A circular enclosure, the kind of enclosed farmstead or defended settlement built across Ireland from the early medieval period onward, once occupied this ground. It was recorded on the Ordnance Survey map of 1838, which means that at some point in the nineteenth century it was still visible enough to a surveyor to be worth marking. Sometime between that survey and the present day, it was levelled entirely. No surface traces remain.
Circular enclosures of this type, often called raths or ring-forts depending on their construction, were built in considerable numbers across Ireland, with estimates suggesting tens of thousands once existed. They served as enclosed farmsteads, their earthen banks providing both a boundary and a degree of protection for a household and its livestock. The example at Kiltarsaghaun is documented in a 1994 archaeological survey of the Ballinrobe district, which takes in the area around Lough Mask and Lough Carra. That record notes the site's position and its appearance on the 1838 map, and confirms what is now the defining fact about it: there is nothing left to see.
There is a particular kind of significance in a site like this.

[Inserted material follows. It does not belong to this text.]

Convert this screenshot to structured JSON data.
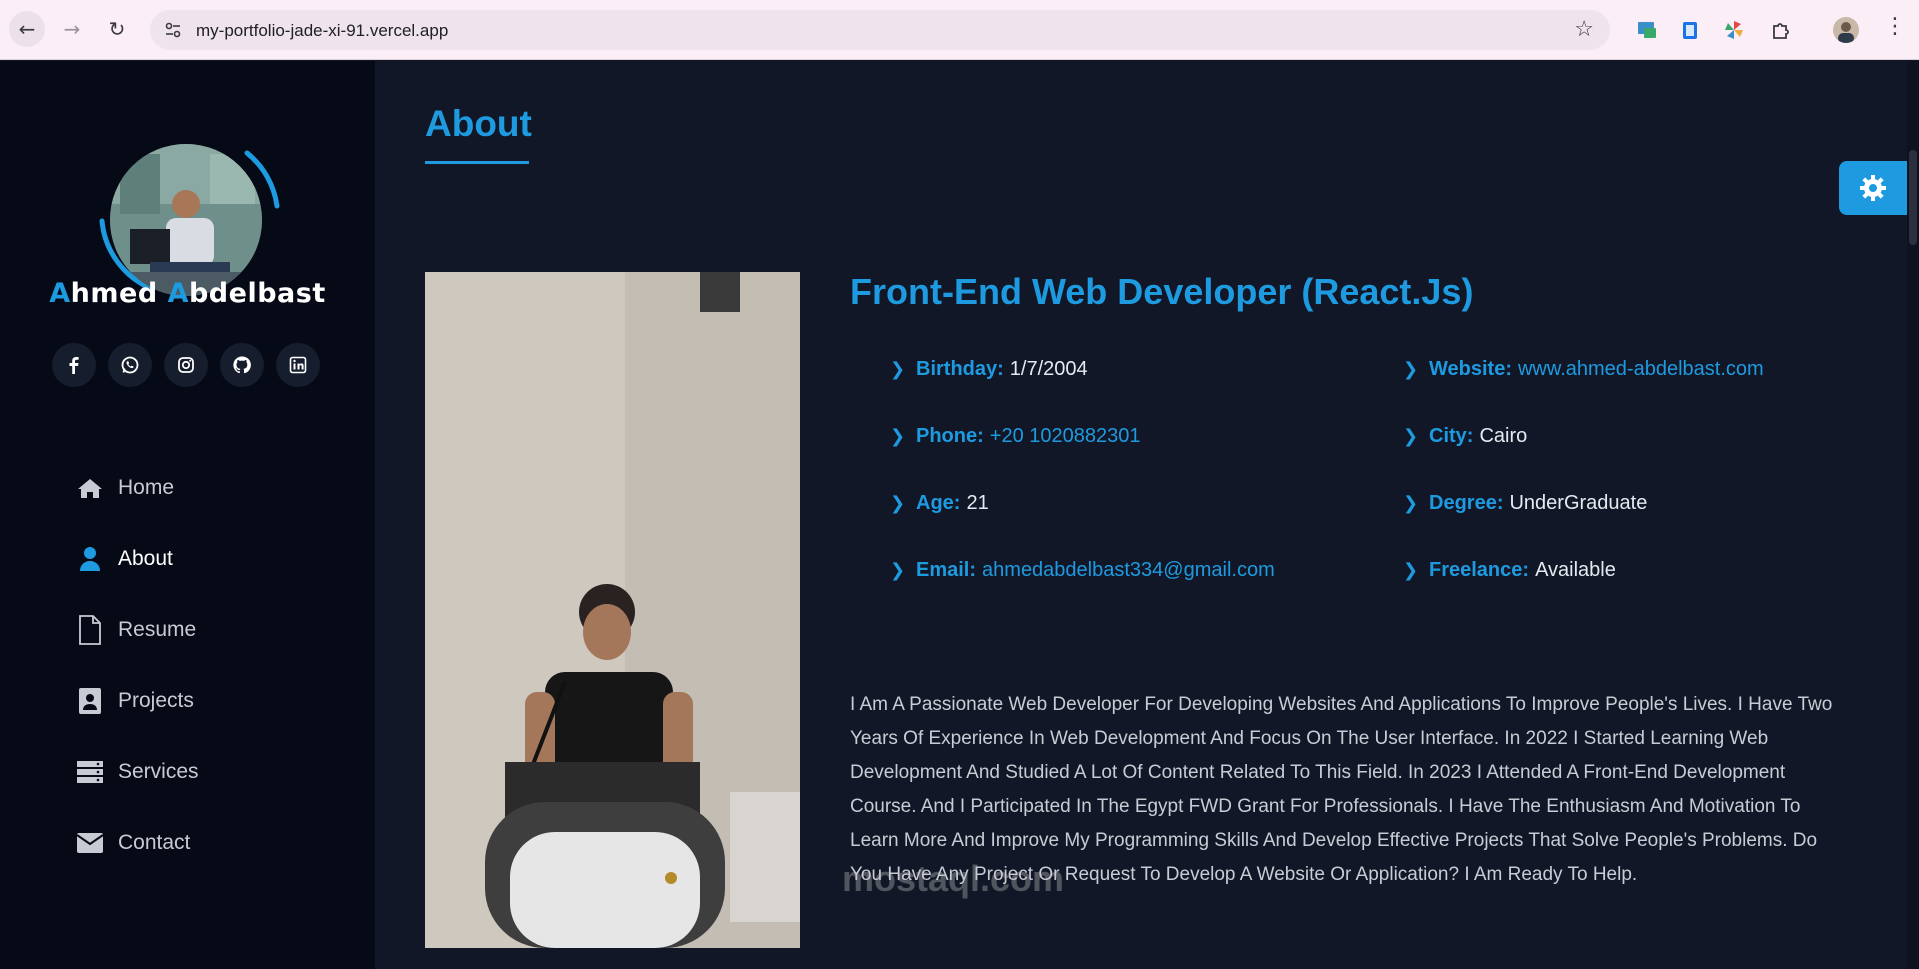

The 1838 Ordnance Survey was a remarkably thorough cartographic exercise, and the fact that surveyors recorded this enclosure at all suggests it was still a recognisable feature of the landscape at that time. Its subsequent disappearance, through agricultural improvement, land clearance, or simple erosion, is a common enough story in Irish upland areas, but no less pointed for that. What the map preserves is, in effect, the last reliable witness.